Uit haar goed gevulde rugzak haalt ze in stukjes gesneden meelworm en kleine stukjes  engerlingen van meikevers. Met hun lichaamslengte ter grote van een lucifer is dit een uitbundige maaltijd met genoeg eiwitten. Tessa heeft nu even tijd om deze diep onder de grond gelegen ruimte in zich op te nemen. Het is een complete grotwoning. Door een opening aan de bovenkant van de grot schijnen er lichtstralen naar binnen. Er moet dus ergens bovengronds een opening zijn. De grot is een soort loft. Een grote ruimte waar alles gebeurt. In een hoek staat een bed. Verder zijn er geen meubelen, alleen veel potjes, flesjes, buisjes, spatels, pipetjes en heel veel kruiden. Pokidor is nog steeds in trance. Tessa loopt naar hem toe en gaat op een platte steen zitten.

Waar ben ik in verzeild geraakt. Het gaat mij steeds meer benauwen. Het is een fantastische man, ik ben gek op hem maar wie ben ikzelf nog.
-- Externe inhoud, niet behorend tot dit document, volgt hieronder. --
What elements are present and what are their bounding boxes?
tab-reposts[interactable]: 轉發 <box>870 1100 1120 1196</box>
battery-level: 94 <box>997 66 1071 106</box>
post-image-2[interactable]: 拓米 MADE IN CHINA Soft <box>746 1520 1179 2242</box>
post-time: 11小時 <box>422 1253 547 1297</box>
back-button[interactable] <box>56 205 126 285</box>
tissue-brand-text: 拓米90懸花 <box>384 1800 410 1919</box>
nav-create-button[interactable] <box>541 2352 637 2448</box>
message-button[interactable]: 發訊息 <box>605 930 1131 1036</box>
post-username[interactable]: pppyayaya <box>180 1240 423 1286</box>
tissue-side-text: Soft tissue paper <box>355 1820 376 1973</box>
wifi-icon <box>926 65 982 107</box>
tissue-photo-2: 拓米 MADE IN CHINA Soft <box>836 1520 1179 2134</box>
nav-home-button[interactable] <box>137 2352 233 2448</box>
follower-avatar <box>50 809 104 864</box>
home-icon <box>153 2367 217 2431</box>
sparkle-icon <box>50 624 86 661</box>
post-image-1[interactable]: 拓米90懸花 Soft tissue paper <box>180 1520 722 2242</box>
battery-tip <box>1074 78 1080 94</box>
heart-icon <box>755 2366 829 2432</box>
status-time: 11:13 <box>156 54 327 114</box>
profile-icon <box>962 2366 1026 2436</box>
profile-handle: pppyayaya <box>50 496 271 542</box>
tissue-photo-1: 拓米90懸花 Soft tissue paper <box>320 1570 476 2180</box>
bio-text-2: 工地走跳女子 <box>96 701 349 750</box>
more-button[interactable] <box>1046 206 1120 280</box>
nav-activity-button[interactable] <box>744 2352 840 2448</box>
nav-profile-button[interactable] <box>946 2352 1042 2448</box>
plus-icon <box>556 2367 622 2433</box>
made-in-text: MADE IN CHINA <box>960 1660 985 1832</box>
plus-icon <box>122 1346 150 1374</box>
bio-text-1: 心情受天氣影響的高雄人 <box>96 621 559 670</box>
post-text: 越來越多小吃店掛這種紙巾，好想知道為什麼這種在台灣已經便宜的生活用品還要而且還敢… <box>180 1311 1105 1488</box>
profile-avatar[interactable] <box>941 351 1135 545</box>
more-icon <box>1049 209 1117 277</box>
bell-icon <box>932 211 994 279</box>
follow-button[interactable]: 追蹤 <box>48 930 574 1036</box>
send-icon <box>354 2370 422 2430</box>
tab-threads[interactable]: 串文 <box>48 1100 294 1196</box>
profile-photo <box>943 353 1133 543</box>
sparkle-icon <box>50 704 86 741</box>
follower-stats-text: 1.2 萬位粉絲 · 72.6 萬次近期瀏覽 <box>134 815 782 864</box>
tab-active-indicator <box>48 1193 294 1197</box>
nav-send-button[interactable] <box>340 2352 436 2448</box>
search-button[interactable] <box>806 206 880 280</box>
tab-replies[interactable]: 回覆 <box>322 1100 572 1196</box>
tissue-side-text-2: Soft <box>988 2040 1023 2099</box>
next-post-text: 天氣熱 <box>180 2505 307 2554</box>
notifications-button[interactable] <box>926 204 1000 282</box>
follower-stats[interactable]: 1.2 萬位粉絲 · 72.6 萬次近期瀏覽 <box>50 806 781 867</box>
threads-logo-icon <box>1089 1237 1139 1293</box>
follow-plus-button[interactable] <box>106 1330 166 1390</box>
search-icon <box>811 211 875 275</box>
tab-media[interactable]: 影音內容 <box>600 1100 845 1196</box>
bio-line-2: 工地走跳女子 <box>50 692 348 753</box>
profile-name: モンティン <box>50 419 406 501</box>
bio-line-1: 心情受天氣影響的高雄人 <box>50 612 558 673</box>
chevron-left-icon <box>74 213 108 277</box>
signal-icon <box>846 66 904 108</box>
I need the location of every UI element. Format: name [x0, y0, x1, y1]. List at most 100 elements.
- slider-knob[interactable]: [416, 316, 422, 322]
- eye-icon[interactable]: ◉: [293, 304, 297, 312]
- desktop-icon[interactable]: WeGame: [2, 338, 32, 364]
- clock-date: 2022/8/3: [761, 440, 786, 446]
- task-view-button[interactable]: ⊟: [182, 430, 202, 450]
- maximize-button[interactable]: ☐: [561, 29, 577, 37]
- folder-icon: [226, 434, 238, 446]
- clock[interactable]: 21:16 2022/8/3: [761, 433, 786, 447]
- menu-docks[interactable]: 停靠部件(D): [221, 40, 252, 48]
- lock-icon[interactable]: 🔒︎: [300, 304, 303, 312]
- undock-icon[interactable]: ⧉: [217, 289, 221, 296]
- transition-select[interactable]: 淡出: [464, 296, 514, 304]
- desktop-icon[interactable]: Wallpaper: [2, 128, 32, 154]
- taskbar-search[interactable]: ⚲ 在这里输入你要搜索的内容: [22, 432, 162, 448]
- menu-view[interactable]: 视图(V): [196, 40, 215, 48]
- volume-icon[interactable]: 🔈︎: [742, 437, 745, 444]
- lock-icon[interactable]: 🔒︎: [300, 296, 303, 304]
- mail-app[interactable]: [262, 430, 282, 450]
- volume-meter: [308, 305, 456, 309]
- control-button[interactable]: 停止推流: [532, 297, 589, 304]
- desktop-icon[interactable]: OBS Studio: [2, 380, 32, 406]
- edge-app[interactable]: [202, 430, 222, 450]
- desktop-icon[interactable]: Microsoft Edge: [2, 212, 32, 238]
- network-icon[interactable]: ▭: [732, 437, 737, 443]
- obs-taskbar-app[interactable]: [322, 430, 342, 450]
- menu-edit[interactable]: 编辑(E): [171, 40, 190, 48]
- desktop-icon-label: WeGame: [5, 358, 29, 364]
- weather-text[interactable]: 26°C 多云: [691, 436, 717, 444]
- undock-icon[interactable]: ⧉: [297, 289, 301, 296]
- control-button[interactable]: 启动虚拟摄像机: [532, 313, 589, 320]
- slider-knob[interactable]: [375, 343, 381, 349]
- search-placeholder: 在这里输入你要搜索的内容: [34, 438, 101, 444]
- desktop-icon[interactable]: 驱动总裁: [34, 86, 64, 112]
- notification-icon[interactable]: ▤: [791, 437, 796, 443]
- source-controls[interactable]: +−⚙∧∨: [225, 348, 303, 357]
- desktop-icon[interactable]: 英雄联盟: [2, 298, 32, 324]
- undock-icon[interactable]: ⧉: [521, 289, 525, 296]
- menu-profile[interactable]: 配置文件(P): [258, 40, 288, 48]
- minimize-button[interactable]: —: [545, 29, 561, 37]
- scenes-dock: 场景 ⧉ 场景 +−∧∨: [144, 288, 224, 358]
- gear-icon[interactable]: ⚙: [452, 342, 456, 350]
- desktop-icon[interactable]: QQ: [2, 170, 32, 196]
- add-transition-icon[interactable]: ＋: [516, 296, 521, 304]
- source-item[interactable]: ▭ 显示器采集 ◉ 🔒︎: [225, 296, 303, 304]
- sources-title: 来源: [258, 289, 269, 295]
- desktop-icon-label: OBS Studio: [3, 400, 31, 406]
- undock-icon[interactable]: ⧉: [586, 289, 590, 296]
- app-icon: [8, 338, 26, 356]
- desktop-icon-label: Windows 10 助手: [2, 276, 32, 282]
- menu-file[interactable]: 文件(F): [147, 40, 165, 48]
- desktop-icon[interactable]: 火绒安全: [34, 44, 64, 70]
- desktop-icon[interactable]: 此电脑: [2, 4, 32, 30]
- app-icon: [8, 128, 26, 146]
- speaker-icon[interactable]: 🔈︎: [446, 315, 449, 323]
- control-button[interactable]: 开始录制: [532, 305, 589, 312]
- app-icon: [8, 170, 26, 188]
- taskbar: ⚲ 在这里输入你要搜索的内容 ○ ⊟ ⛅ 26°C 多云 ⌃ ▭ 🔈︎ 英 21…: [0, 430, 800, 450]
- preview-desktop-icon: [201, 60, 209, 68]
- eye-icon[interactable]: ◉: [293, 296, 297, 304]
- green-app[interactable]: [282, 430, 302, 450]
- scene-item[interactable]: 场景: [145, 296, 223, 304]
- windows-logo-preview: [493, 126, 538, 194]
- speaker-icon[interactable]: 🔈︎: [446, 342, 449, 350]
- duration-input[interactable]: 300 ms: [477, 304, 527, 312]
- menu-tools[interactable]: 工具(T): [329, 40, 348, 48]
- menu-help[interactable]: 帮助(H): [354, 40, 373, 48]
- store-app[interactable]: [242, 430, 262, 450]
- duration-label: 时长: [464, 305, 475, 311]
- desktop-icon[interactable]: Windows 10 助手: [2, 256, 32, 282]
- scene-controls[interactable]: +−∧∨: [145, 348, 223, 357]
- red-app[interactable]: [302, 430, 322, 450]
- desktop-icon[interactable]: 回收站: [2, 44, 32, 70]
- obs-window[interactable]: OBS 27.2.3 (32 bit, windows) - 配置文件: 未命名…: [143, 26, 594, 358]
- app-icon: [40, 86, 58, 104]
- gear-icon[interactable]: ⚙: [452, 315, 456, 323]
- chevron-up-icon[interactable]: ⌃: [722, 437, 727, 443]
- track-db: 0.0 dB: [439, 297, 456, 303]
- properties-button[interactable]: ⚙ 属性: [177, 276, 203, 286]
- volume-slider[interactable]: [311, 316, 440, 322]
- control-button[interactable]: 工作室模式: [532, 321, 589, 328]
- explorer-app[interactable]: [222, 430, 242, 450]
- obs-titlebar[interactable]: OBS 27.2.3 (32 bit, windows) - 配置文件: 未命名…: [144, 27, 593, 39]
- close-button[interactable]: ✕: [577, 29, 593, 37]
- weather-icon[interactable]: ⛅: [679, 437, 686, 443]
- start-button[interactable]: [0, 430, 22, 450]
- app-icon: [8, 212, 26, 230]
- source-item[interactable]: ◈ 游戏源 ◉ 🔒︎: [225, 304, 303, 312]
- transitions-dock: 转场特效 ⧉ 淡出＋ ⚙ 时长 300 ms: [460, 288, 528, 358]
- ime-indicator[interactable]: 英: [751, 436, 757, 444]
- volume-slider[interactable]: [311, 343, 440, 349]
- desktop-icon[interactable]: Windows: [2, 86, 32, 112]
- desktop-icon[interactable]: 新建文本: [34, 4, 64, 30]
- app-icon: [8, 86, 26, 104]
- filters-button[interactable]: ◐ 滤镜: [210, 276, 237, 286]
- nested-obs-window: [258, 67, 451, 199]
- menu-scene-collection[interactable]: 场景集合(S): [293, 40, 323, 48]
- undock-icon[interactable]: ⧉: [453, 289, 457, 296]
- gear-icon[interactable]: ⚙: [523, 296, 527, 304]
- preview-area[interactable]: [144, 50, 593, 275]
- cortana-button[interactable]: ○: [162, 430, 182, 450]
Langer om verder te prakkiseren heeft ze niet. Pokidor komt met een schreeuw uit zijn trance. Zonder iets te zeggen gaat hij liggen en sluit z’n ogen. Zijn hoofd heeft weer de normale rode kleur. Tessa streelt hem zachtjes. Wat gebeurt er allemaal in dat kleine rode koppie van je. Ze ziet dat deze sessie met zijn voorouders hem totaal heeft uitgeput.

Pokidor opent zijn ogen, rekt zich uit en zegt ik ben er weer en nu eten. Dat was een heftig gesprek met mijn voorouders. Ik heb uitgelegd dat niet alleen jij gevaar loopt maar ons hele roodkopvolk. Als die poortwachters ons ontdekken lopen ze als een sprinkhanen plaag over ons heen. Er zal geen roodkop gespaard blijven. Dit probleem is zo groot dat ik het niet alleen kan oplossen en ik heb jou nodig. Ik heb ze kunnen overtuigen en jij mag hier samen met mij werken aan een oplossing. Mijn voorouders zullen ons ondersteunen met extra denkkracht. Als je soms wat steken voelt in je hoofd moet je niet schrikken maar weet je dat je hulp krijgt.

Dus ze kunnen voelen wat ik denk en dat dan aansturen? Dat vind ik best gek. Het lijkt mijn iphone wel, als ik het in een gesprek bijvoorbeeld heb over matrassen, krijg ik vervolgens allemaal advertenties van matrassen te zien. Alleen hoef ik het nu alleen maar te denken. Ik weet niet of ik dat wel wil.

Ze kunnen het alleen maar hier onder de grond en het zal ons echt helpen. Die engerlingen zijn trouwens lekker knapperig, heerlijk. Er is nog iets. Ze vroegen mij wat ik eigenlijk van je weet. Ik besef dat dat heel weinig is. Het enige dat ik weet is dat je journalist bent maar verder, waar kom je vandaan, waar hou je van, heb je bepaalde gewoontes, verslavingen? Toen ik die traan zag zei je, o niets, ik werd terug geworpen in de tijd. Dat zal geen prettige herinnering zijn geweest.